Logística
hospitalar: desafio contante
Um
dos maiores desafios para o administrador hospitalar está em atender
adequada-mente às necessidades da instituição. Como
atender logisticamente serviços diversos de apoio, como hotelaria,
higienização, nutrição e dietética,
lavanderia, manutenção? E outros, que são a essência
do negócio do prestador de serviço de saúde como
atendimento ao cliente, serviços auxiliares de diagnósticos,
hemodiálise, centro cirúrgico, banco de sangue, especialidades
médicas e tantos outros importantes?
Todos têm suas necessidades prioritárias: uma caneta é
tão importante quanto um bisturi, medica-mento ou o produto para
limpeza. Para o perfeito desempenho das funções, com atendimento
de qualidade de todos que, direta ou indiretamente, mantêm contato
com o paciente ou seus familiares, há necessidade em algum momento
da sua “ferramenta” de trabalho.
A atividade do prestador de ser-viço em saúde é muito
diferente na sua responsabilidade de uma atividade industrial ou comercial.

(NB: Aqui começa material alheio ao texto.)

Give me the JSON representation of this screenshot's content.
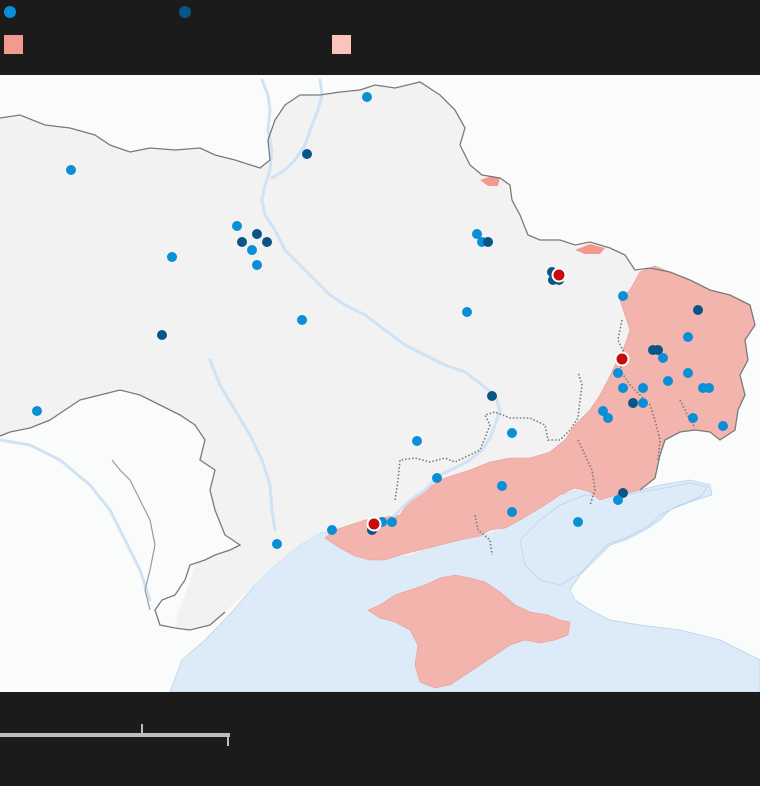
{
  "legend": {
    "items": [
      {
        "kind": "dot",
        "color": "#0a8fd6",
        "label": ""
      },
      {
        "kind": "dot",
        "color": "#0a5588",
        "label": ""
      },
      {
        "kind": "swatch",
        "color": "#f39a8e",
        "label": ""
      },
      {
        "kind": "swatch",
        "color": "#fbc3ba",
        "label": ""
      }
    ]
  },
  "map": {
    "colors": {
      "land_ukraine": "#f2f2f2",
      "land_neighbors": "#fafbfb",
      "border": "#7a7a7a",
      "occupied": "#f2b4ad",
      "occupied_strong": "#f39a8e",
      "water": "#ddeaf7",
      "river": "#cfe3f5",
      "dot_light": "#0a8fd6",
      "dot_dark": "#0a5588",
      "dot_red": "#c80a0a"
    },
    "icons": [
      "strike-dot-light-icon",
      "strike-dot-dark-icon",
      "strike-marker-red-icon"
    ]
  },
  "scale": {
    "label_left": "",
    "label_right": ""
  }
}
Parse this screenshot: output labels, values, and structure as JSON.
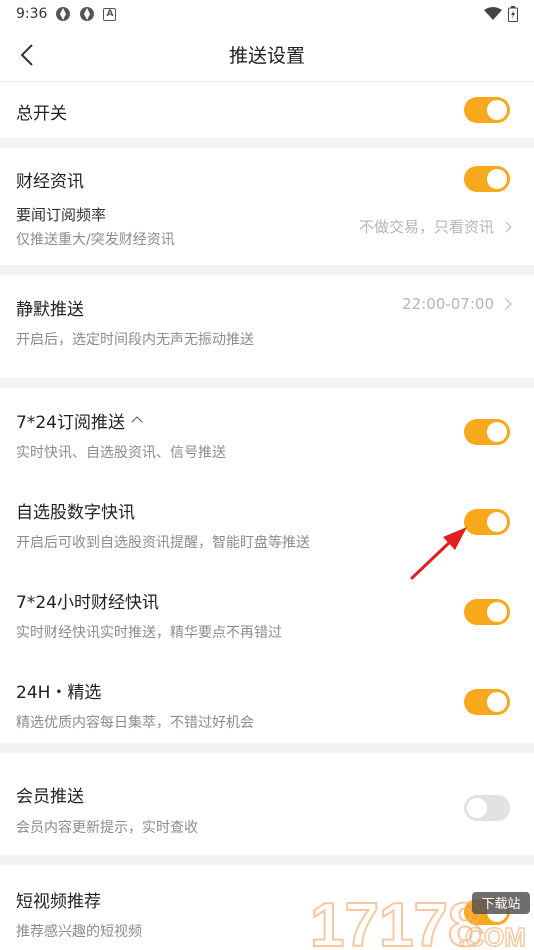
{
  "status": {
    "time": "9:36"
  },
  "header": {
    "title": "推送设置"
  },
  "master": {
    "title": "总开关",
    "on": true
  },
  "finance": {
    "title": "财经资讯",
    "on": true,
    "freq_title": "要闻订阅频率",
    "freq_sub": "仅推送重大/突发财经资讯",
    "freq_value": "不做交易，只看资讯"
  },
  "quiet": {
    "title": "静默推送",
    "sub": "开启后，选定时间段内无声无振动推送",
    "value": "22:00-07:00"
  },
  "subscribe": {
    "items": [
      {
        "title": "7*24订阅推送",
        "sub": "实时快讯、自选股资讯、信号推送",
        "on": true
      },
      {
        "title": "自选股数字快讯",
        "sub": "开启后可收到自选股资讯提醒，智能盯盘等推送",
        "on": true
      },
      {
        "title": "7*24小时财经快讯",
        "sub": "实时财经快讯实时推送，精华要点不再错过",
        "on": true
      },
      {
        "title": "24H・精选",
        "sub": "精选优质内容每日集萃，不错过好机会",
        "on": true
      }
    ]
  },
  "member": {
    "title": "会员推送",
    "sub": "会员内容更新提示，实时查收",
    "on": false
  },
  "video": {
    "title": "短视频推荐",
    "sub": "推荐感兴趣的短视频",
    "on": true
  },
  "watermark": {
    "digits": "17178",
    "domain": ".COM",
    "badge": "下载站"
  },
  "colors": {
    "accent": "#f8a81b",
    "annotation": "#e02020"
  }
}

Pode-se em uma fábrica deixar de produzir algum item por falta
de componente e recuperar-se o atraso da produção no dia
seguinte.
No hotel, se não há algum ingrediente para a refeição
principal, altera-se o cardápio e o hóspede pode continuar
satisfeito. Não é o que ocorre com a atividade hospitalar.
O nosso “cliente” está necessitando do medicamento
naquele horário, ou para aquela cirurgia imediata, ou ainda vem
para atendimento emergencial que não sabemos quanto ou o que poderá
ser.
Assim, como prover de forma eficiente, com orçamentos sempre limitados,
custos em ascensão e receitas concorridas? Podemos, de modo simples,
entender logística como parte integrante do negócio, como
a tarefa de colocar o produto necessário no lugar certo e no momento
em que o cliente deseja, pelo preço mais justo possível
de ser obtido.
Para alcançar esses resultados, os processos devem ser executados
com agilidade, usando sistemas de informação que envolvam
equipa-mentos, softwares e treinamento, maximizando a gestão administrativa
de controles de estoques, compras e finanças, e estruturando todo
o processo logístico.
A revisão dos itens padronizados (matmed), considerando-se os consumos
específicos de matérias diferenciados, é um início.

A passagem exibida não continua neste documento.